При достижении пенсионного возраста на фоне снижения субъективных показателей решающий вклад в профессиональную занятость начинают вносить прогрессивно ухудшающиеся объективные показатели здоровья [1]. Принятие решения о продолжении или прекращении трудовой деятельности, особенно после 50 лет, помимо социальной и финансовой составляющей, находится в достаточно тесной зависимости от состояния здоровья человека [11-13]. В этом плане показательно, что среди работающих допенсионного возраста главной жизненной ценностью 37% лиц признают здоровье, в то время как среди неработающих - 49%; аналогичные показатели среди работающих пенсионеров достигают 55%, среди неработающих - 83% [1].

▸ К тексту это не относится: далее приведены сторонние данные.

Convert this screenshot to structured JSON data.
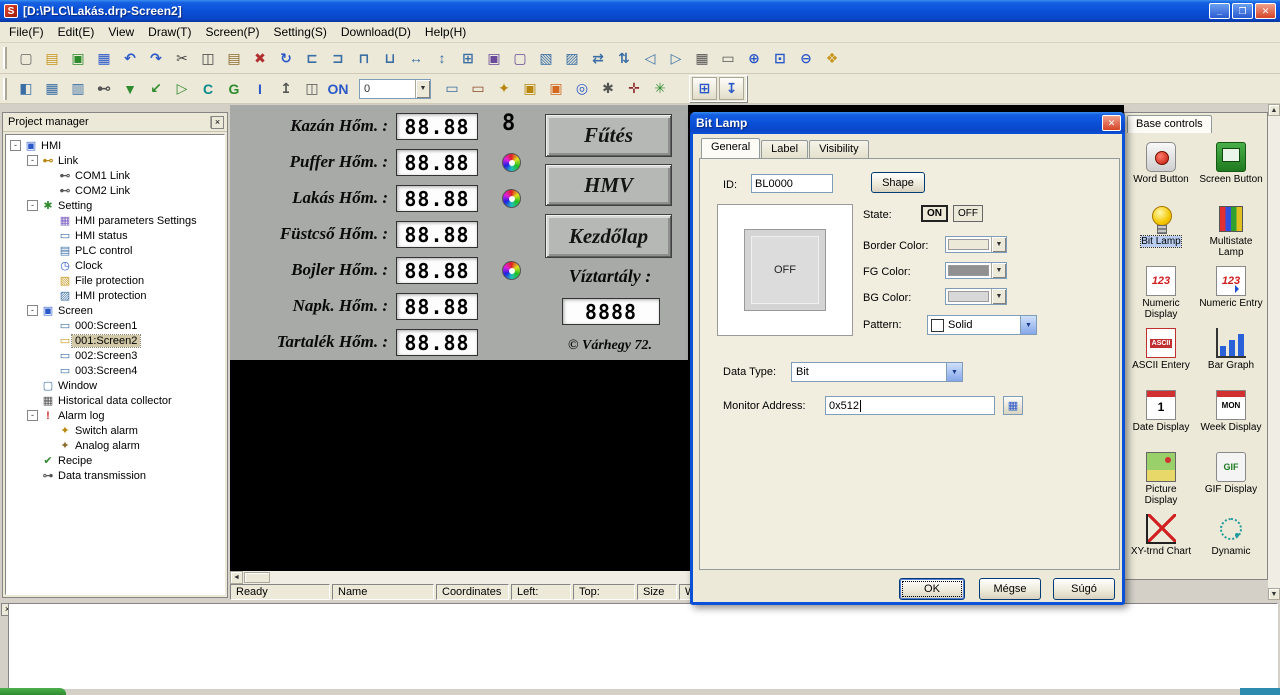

Наряду с тем что психологические факторы вовлеченности в трудовую деятельность такие, как повышение уверенности, социальные связи и экономическая независимость, способствуют сохранению здоровья работающих, несомненно, что в основе лучшего состояния здоровья работающего населения лежит феномен профессионального отбора или эффекта "здорового рабочего" [14]. Данный феномен характеризуется тем, что чем выше профессиональные требования, предъявляемые работой, тем лучшим должно быть состояние здоровья вовлекаемых в трудовую деятельность работников. Следовательно, больной человек с низкими функциональными возможностями либо самоустранится от трудовой деятельности, либо оставит работу в результате профессионального отбора.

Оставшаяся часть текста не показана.